最高すぎるプレゼントに気分が高まり、思わず彼に抱きついてしまう。横に引っ付くと彼は恥ずかしげに顔を逸した。何やかんやでパトリックも恥ずかしがりだよね。

「それじゃあ、魔力を込めてみるね」

しばらくして彼から離れた私は、指輪の宝石に魔力を注ぎ込む。壊さないように、慎重に、少しずつ、少しずつ。

私の闇の魔力をたっぷりと吸った魔石は、禍々しい黒い輝きを放ち始める。世界を滅ぼさんとする呪いのアイテムのようだ。

人の欲望を呼び覚ますような混沌の輝きを見て、私たちは絶句した。
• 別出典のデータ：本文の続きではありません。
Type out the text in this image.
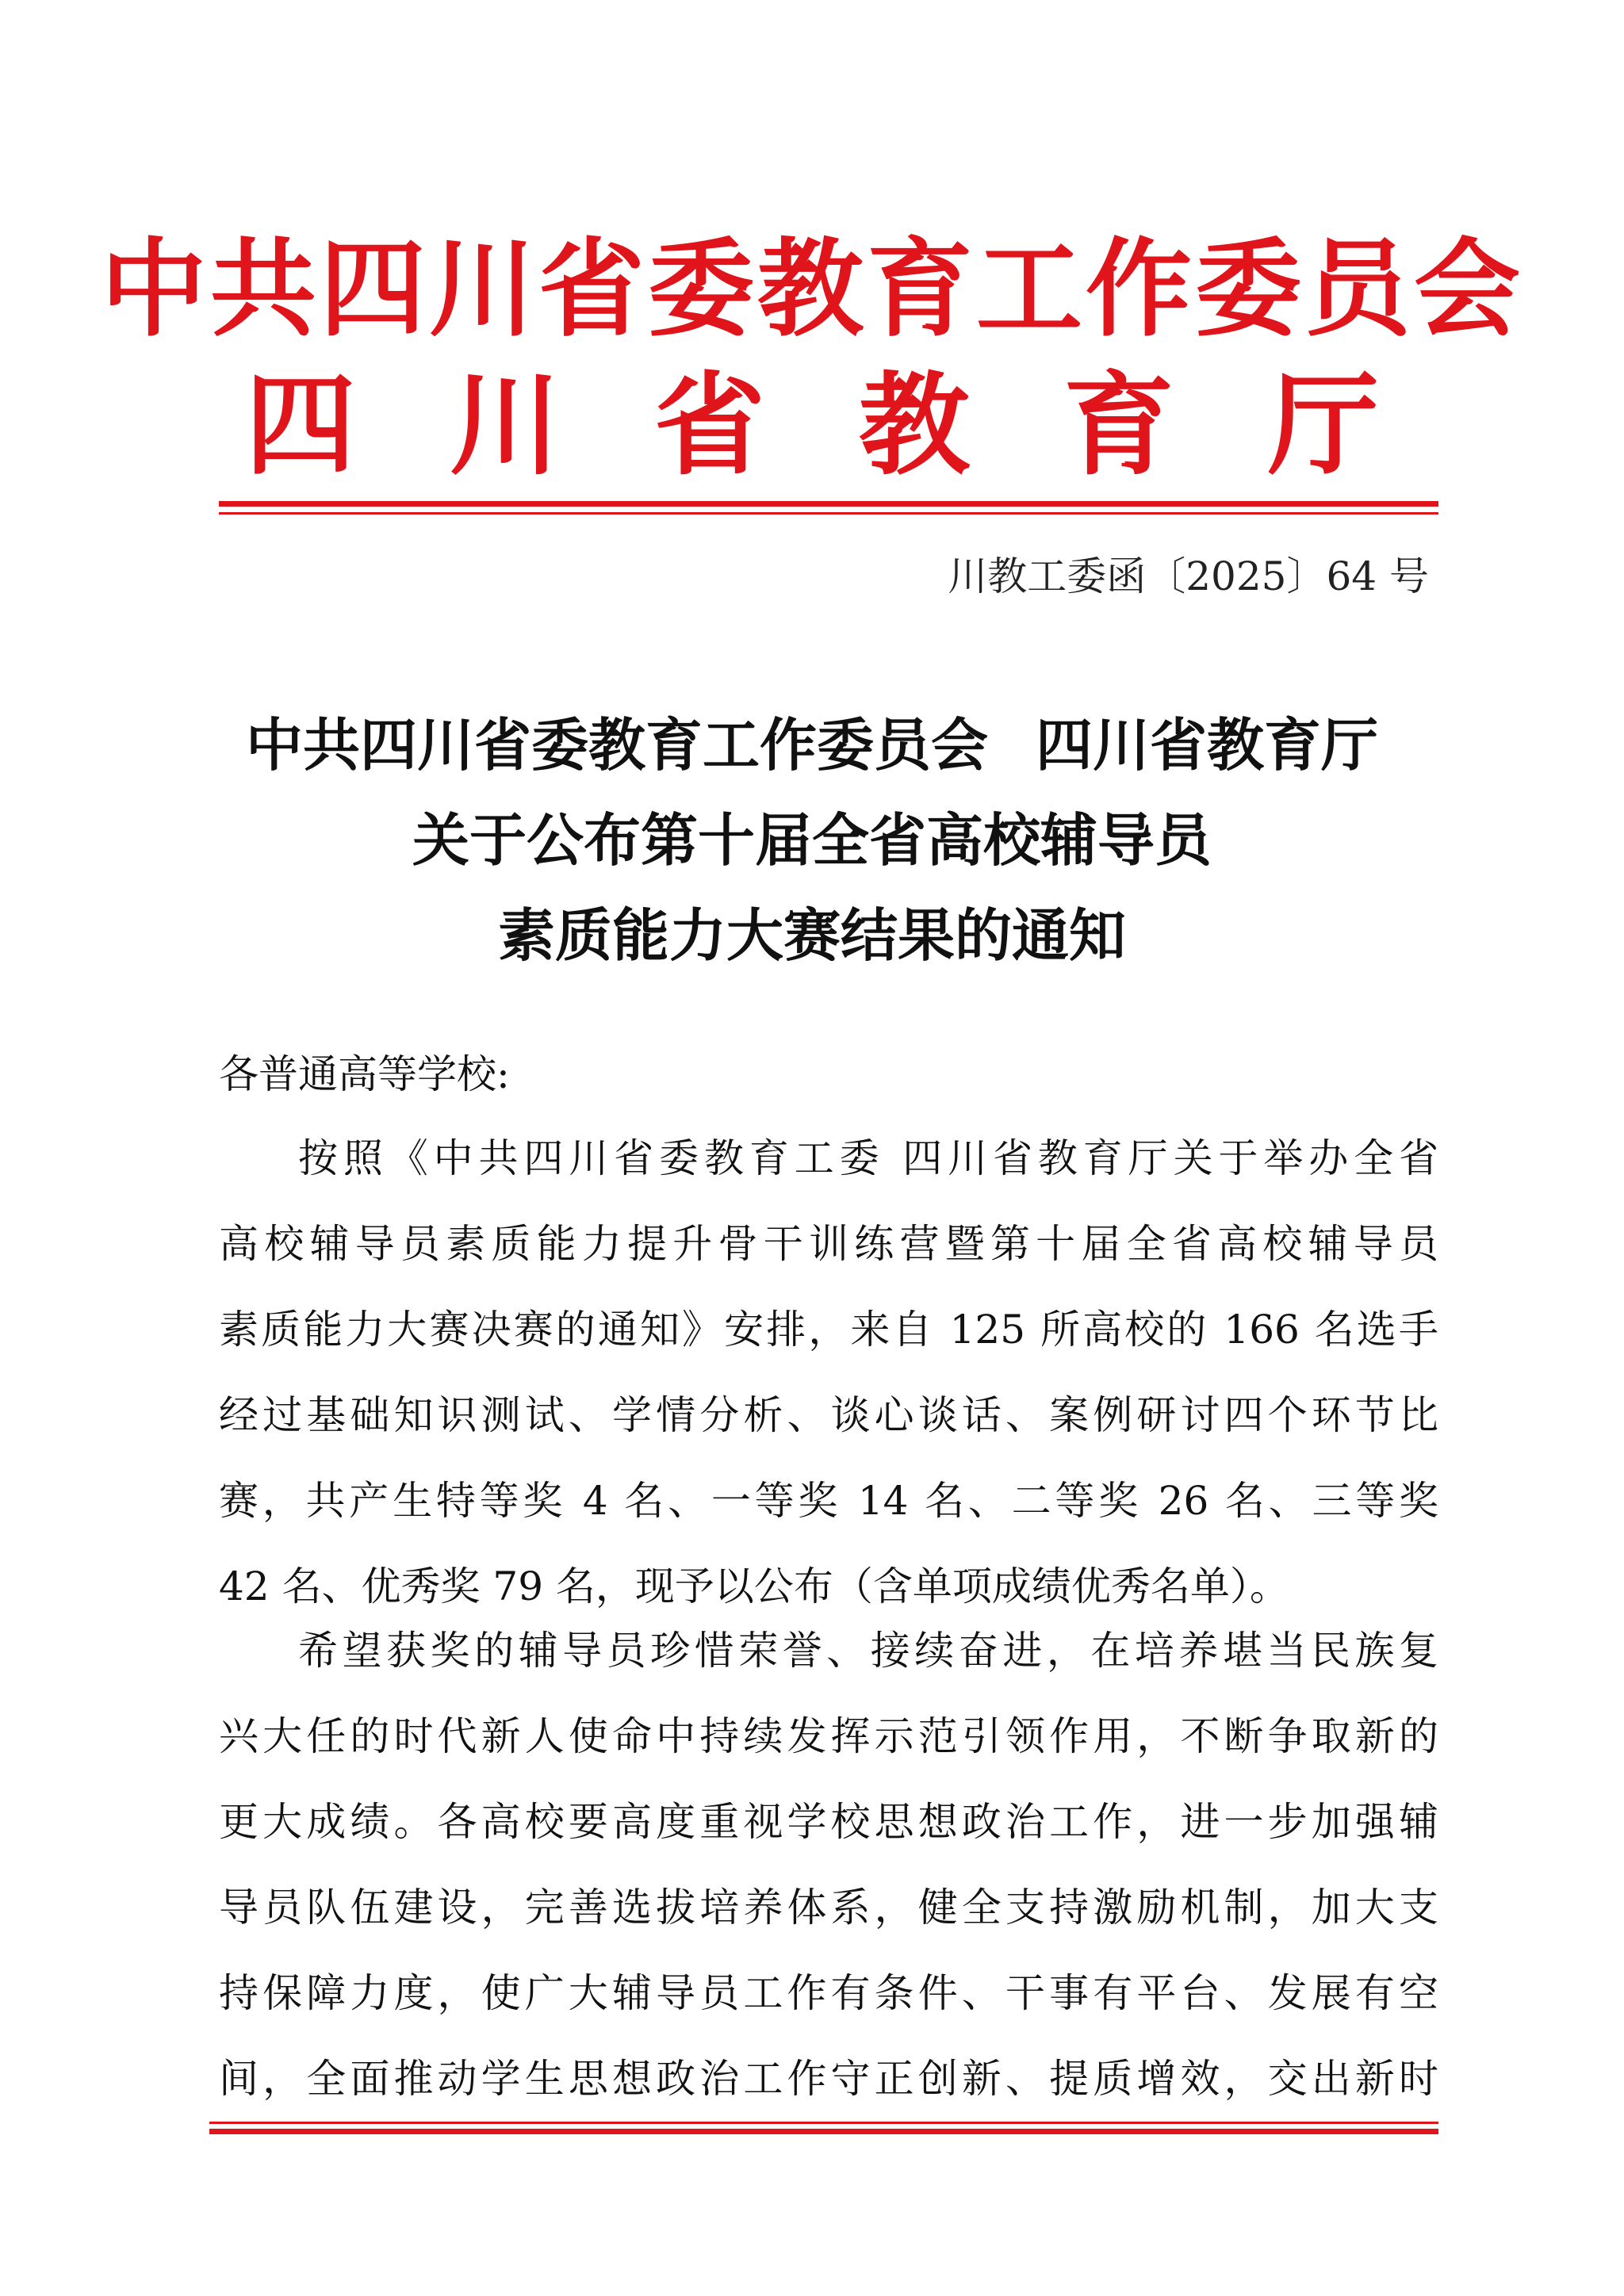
中共四川省委教育工作委员会
四川省教育厅
川教工委函〔2025〕64 号
中共四川省委教育工作委员会 四川省教育厅
关于公布第十届全省高校辅导员
素质能力大赛结果的通知
各普通高等学校:
按照《中共四川省委教育工委 四川省教育厅关于举办全省
高校辅导员素质能力提升骨干训练营暨第十届全省高校辅导员
素质能力大赛决赛的通知》安排，来自 125 所高校的 166 名选手
经过基础知识测试、学情分析、谈心谈话、案例研讨四个环节比
赛，共产生特等奖 4 名、一等奖 14 名、二等奖 26 名、三等奖
42 名、优秀奖 79 名，现予以公布（含单项成绩优秀名单）。
希望获奖的辅导员珍惜荣誉、接续奋进，在培养堪当民族复
兴大任的时代新人使命中持续发挥示范引领作用，不断争取新的
更大成绩。各高校要高度重视学校思想政治工作，进一步加强辅
导员队伍建设，完善选拔培养体系，健全支持激励机制，加大支
持保障力度，使广大辅导员工作有条件、干事有平台、发展有空
间，全面推动学生思想政治工作守正创新、提质增效，交出新时
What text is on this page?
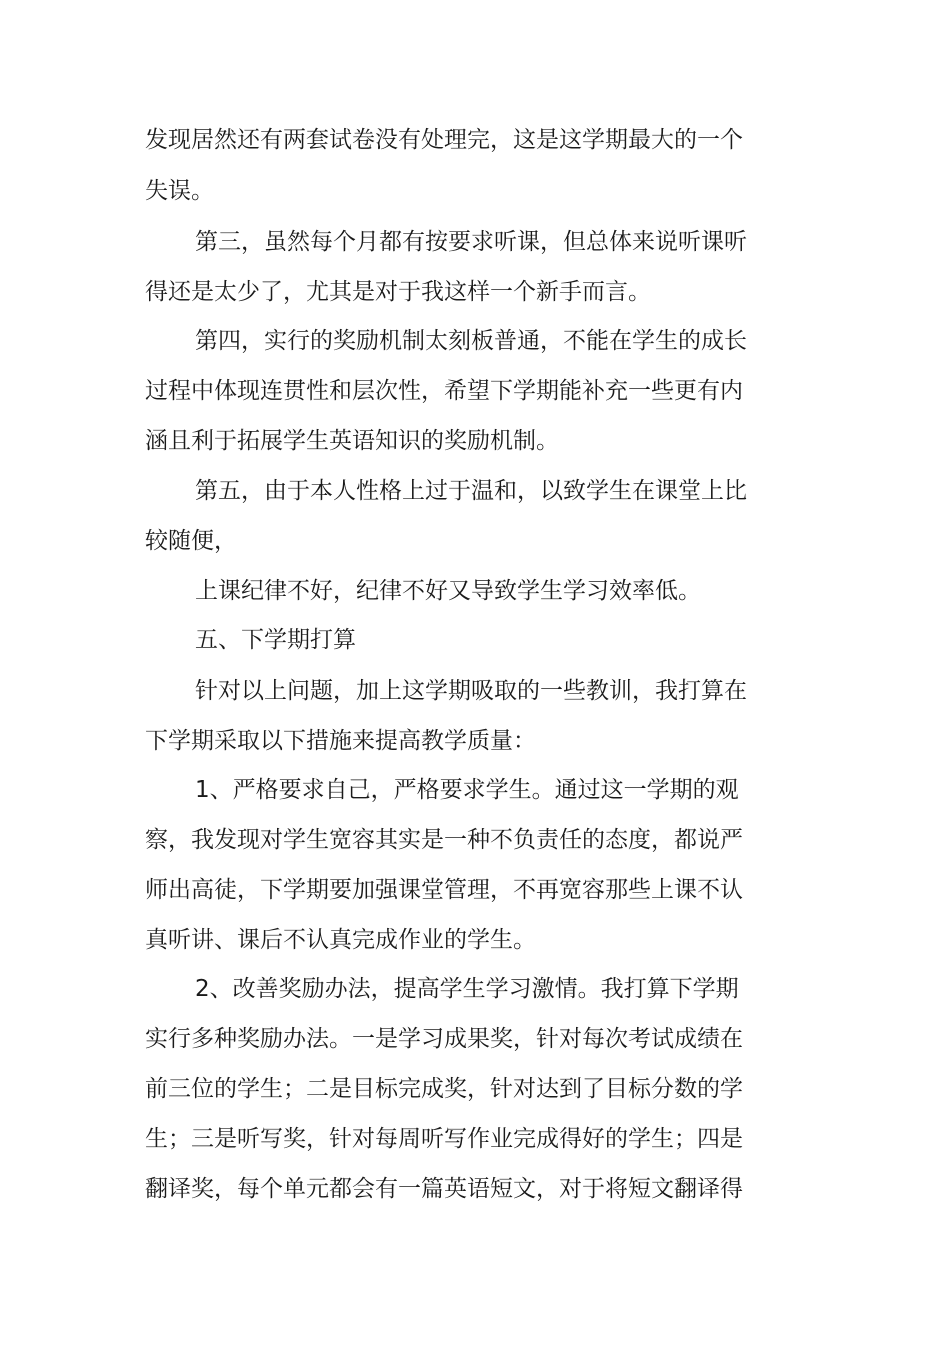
发现居然还有两套试卷没有处理完，这是这学期最大的一个

失误。

第三，虽然每个月都有按要求听课，但总体来说听课听

得还是太少了，尤其是对于我这样一个新手而言。

第四，实行的奖励机制太刻板普通，不能在学生的成长

过程中体现连贯性和层次性，希望下学期能补充一些更有内

涵且利于拓展学生英语知识的奖励机制。

第五，由于本人性格上过于温和，以致学生在课堂上比

较随便，

上课纪律不好，纪律不好又导致学生学习效率低。

五、下学期打算

针对以上问题，加上这学期吸取的一些教训，我打算在

下学期采取以下措施来提高教学质量：

1、严格要求自己，严格要求学生。通过这一学期的观

察，我发现对学生宽容其实是一种不负责任的态度，都说严

师出高徒，下学期要加强课堂管理，不再宽容那些上课不认

真听讲、课后不认真完成作业的学生。

2、改善奖励办法，提高学生学习激情。我打算下学期

实行多种奖励办法。一是学习成果奖，针对每次考试成绩在

前三位的学生；二是目标完成奖，针对达到了目标分数的学

生；三是听写奖，针对每周听写作业完成得好的学生；四是

翻译奖，每个单元都会有一篇英语短文，对于将短文翻译得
こんな魔力を持ってる私って一体何なの?

「……これ、パトリックの魔力を入れたほうがいいんじゃない? ほら、貴方からの贈り物な訳だし」

「……そうだな」

パトリックの風の魔力を入れたところ、宝石はエメラルドのような緑色の輝きになった。彼の瞳のようでとても素敵だ。

うん、最終的に綺麗になったから良し。

結婚しようと言われて「はい」と答えてしまった。何時になるかは分からないけれど、結婚式の準備を始めなければなるまい。招待状とかも送らなきゃな。